MEIO AMBIENTE

Evento debate o futuro da Amazônia e as mudanças climáticas

Vivo Futuro ocorreu em São Paulo, para debater temas como ciência climática, Amazônia, ancestralidade, saúde mental e tecnologia

Encontro Futuro Vivo, organizado pela Vivo, ocorreu na última terça-feira (26), em São Paulo, para debater temas como ciência climática, Amazônia, ancestralidade, saúde mental, tecnologia e neurociência. Fotos: Cintia Magno
Encontro Futuro Vivo, organizado pela Vivo, ocorreu na última terça-feira (26), em São Paulo, para debater temas como ciência climática, Amazônia, ancestralidade, saúde mental, tecnologia e neurociência. Fotos: Cintia Magno

O nível de emergência climática que o mundo alcançou nos últimos anos confere àCOP30 a possibilidade de se tornar a mais importante de todas as conferências da ONU sobre mudanças climáticas já realizadas até então. A perspectiva é apontada pelo cientista climático Carlos Nobre, que se uniu a outros cientistas, pesquisadores e lideranças indígenas no Vivo na última terça-feira (26), em São Paulo, para debater temas como ciência climática, Amazônia, ancestralidade, saúde mental, tecnologia e neurociência.
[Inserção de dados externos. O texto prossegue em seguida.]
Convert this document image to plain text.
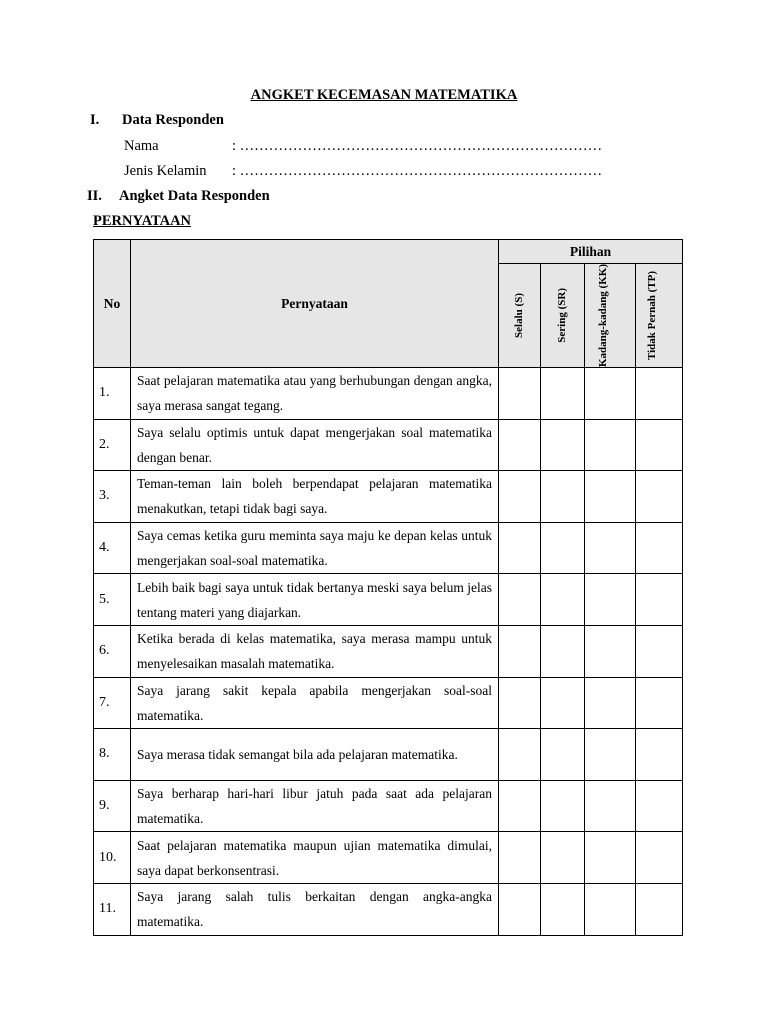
ANGKET KECEMASAN MATEMATIKA
I. Data Responden
Nama	: …………………………………………………………………
Jenis Kelamin : …………………………………………………………………
II. Angket Data Responden
PERNYATAAN
No	Pernyataan	Pilihan			

		Selalu (S)	Sering (SR)	Kadang-kadang (KK)	Tidak Pernah (TP)

1.	Saat pelajaran matematika atau yang berhubungan dengan angka, saya merasa sangat tegang.				
2.	Saya selalu optimis untuk dapat mengerjakan soal matematika dengan benar.				
3.	Teman-teman lain boleh berpendapat pelajaran matematika menakutkan, tetapi tidak bagi saya.				
4.	Saya cemas ketika guru meminta saya maju ke depan kelas untuk mengerjakan soal-soal matematika.				
5.	Lebih baik bagi saya untuk tidak bertanya meski saya belum jelas tentang materi yang diajarkan.				
6.	Ketika berada di kelas matematika, saya merasa mampu untuk menyelesaikan masalah matematika.				
7.	Saya jarang sakit kepala apabila mengerjakan soal-soal matematika.				
8.	Saya merasa tidak semangat bila ada pelajaran matematika.				
9.	Saya berharap hari-hari libur jatuh pada saat ada pelajaran matematika.				
10.	Saat pelajaran matematika maupun ujian matematika dimulai, saya dapat berkonsentrasi.				
11.	Saya jarang salah tulis berkaitan dengan angka-angka matematika.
Fundamental para o sistema climático da Terra, a Amazônia desempenha um papel fundamental na reciclagem da água e na produção de fluxos de umidade que se deslocam através das correntes de ar para formar nuvens e chuva em regiões distantes, inclusive fora da floresta e da bacia Amazônica. Não bastasse isso, a Amazônia ainda constitui a maior concentração de biodiversidade do planeta, com 13% das espécies descritas do mundo comprimidas em cerca de 0,5% da área total da superfície terrestre.
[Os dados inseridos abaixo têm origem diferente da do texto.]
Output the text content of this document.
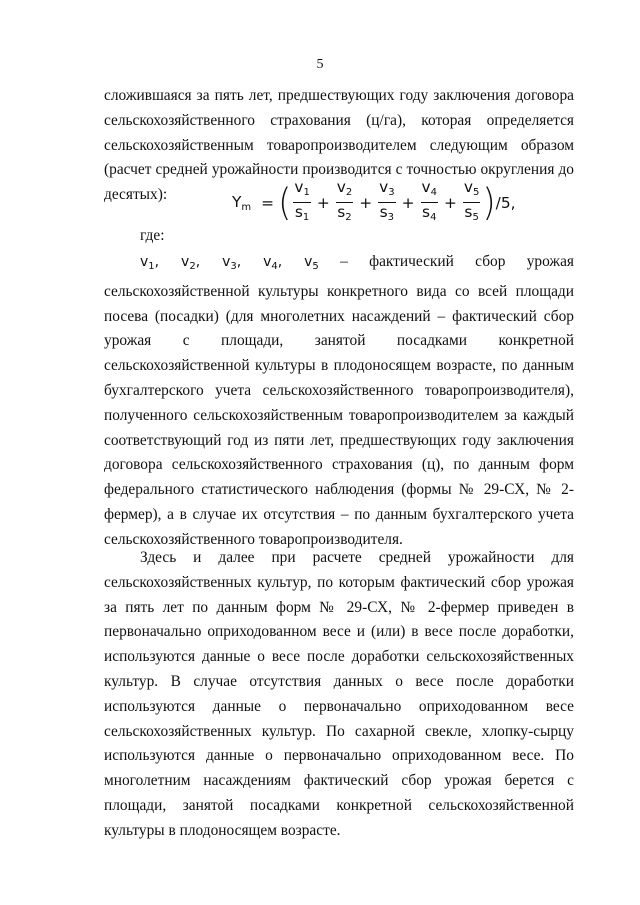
5

сложившаяся за пять лет, предшествующих году заключения договора сельскохозяйственного страхования (ц/га), которая определяется сельскохозяйственным товаропроизводителем следующим образом (расчет средней урожайности производится с точностью округления до десятых):	$Y_m$ = ( $\frac{v_1}{s_1} + \frac{v_2}{s_2} + \frac{v_3}{s_3} + \frac{v_4}{s_4} + \frac{v_5}{s_5}$ ) /5,

где:

$v_1$, $v_2$, $v_3$, $v_4$, $v_5$ – фактический сбор урожая сельскохозяйственной культуры конкретного вида со всей площади посева (посадки) (для многолетних насаждений – фактический сбор урожая с площади, занятой посадками конкретной сельскохозяйственной культуры в плодоносящем возрасте, по данным бухгалтерского учета сельскохозяйственного товаропроизводителя), полученного сельскохозяйственным товаропроизводителем за каждый соответствующий год из пяти лет, предшествующих году заключения договора сельскохозяйственного страхования (ц), по данным форм федерального статистического наблюдения (формы № 29-СХ, № 2-фермер), а в случае их отсутствия – по данным бухгалтерского учета сельскохозяйственного товаропроизводителя.

Здесь и далее при расчете средней урожайности для сельскохозяйственных культур, по которым фактический сбор урожая за пять лет по данным форм № 29-СХ, № 2-фермер приведен в первоначально оприходованном весе и (или) в весе после доработки, используются данные о весе после доработки сельскохозяйственных культур. В случае отсутствия данных о весе после доработки используются данные о первоначально оприходованном весе сельскохозяйственных культур. По сахарной свекле, хлопку-сырцу используются данные о первоначально оприходованном весе. По многолетним насаждениям фактический сбор урожая берется с площади, занятой посадками конкретной сельскохозяйственной культуры в плодоносящем возрасте.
Na contramão de toda essa riqueza, o cenário apontado pela ciência há algum tempo é o de que esses serviços estão seriamente ameaçados pelas emergências climáticas já em curso. Mas é exatamente esse senso de urgência que pode levar à virada de chave necessária para transformar a realidade.
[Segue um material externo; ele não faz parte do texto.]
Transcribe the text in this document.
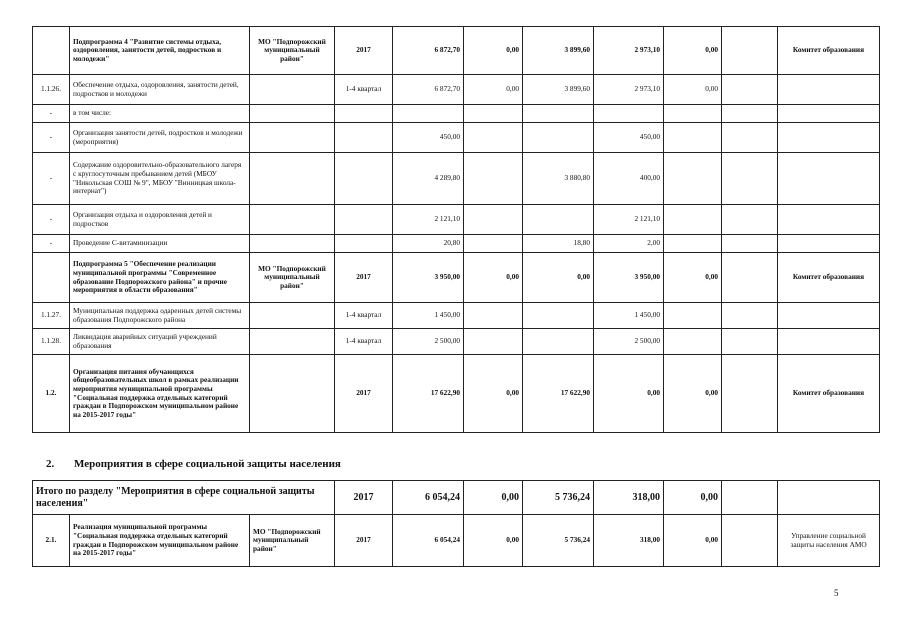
	Подпрограмма 4 "Развитие системы отдыха, оздоровления, занятости детей, подростков и молодежи"	МО "Подпорожский муниципальный район"	2017	6 872,70	0,00	3 899,60	2 973,10	0,00		Комитет образования
1.1.26.	Обеспечение отдыха, оздоровления, занятости детей, подростков и молодежи		1-4 квартал	6 872,70	0,00	3 899,60	2 973,10	0,00		
-	в том числе:									
-	Организация занятости детей, подростков и молодежи (мероприятия)			450,00			450,00			
-	Содержание оздоровительно-образовательного лагеря с круглосуточным пребыванием детей (МБОУ "Никольская СОШ № 9", МБОУ "Винницкая школа-интернат")			4 289,80		3 880,80	400,00			
-	Организация отдыха и оздоровления детей и подростков			2 121,10			2 121,10			
-	Проведение С-витаминизации			20,80		18,80	2,00			
	Подпрограмма 5 "Обеспечение реализации муниципальной программы "Современное образование Подпорожского района" и прочие мероприятия в области образования"	МО "Подпорожский муниципальный район"	2017	3 950,00	0,00	0,00	3 950,00	0,00		Комитет образования
1.1.27.	Муниципальная поддержка одаренных детей системы образования Подпорожского района		1-4 квартал	1 450,00			1 450,00			
1.1.28.	Ликвидация аварийных ситуаций учреждений образования		1-4 квартал	2 500,00			2 500,00			
1.2.	Организация питания обучающихся общеобразовательных школ в рамках реализации мероприятия муниципальной программы "Социальная поддержка отдельных категорий граждан в Подпорожском муниципальном районе на 2015-2017 годы"		2017	17 622,90	0,00	17 622,90	0,00	0,00		Комитет образования
2. Мероприятия в сфере социальной защиты населения
Итого по разделу "Мероприятия в сфере социальной защиты населения"			2017	6 054,24	0,00	5 736,24	318,00	0,00		
2.1.	Реализация муниципальной программы "Социальная поддержка отдельных категорий граждан в Подпорожском муниципальном районе на 2015-2017 годы"	МО "Подпорожский муниципальный район"	2017	6 054,24	0,00	5 736,24	318,00	0,00		Управление социальной защиты населения АМО
5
“Eu não tenho nenhuma dúvida que a COP 30 tem que ser a mais importante das 30 COPs porque nós estamos vivendo uma emergência climática muito grave. A ciência já vem dizendo isso há décadas, e agora em 2023, 2024 e começo de 2025, a temperatura subiu muito. Todos os eventos extremos cresceram exponencialmente no mundo inteiro”, alerta o pesquisador sênior do Instituto de Estudos Avançados da Universidade de São Paulo (USP) e co-presidente do Painel Científico para a Amazônia, Carlos Nobre.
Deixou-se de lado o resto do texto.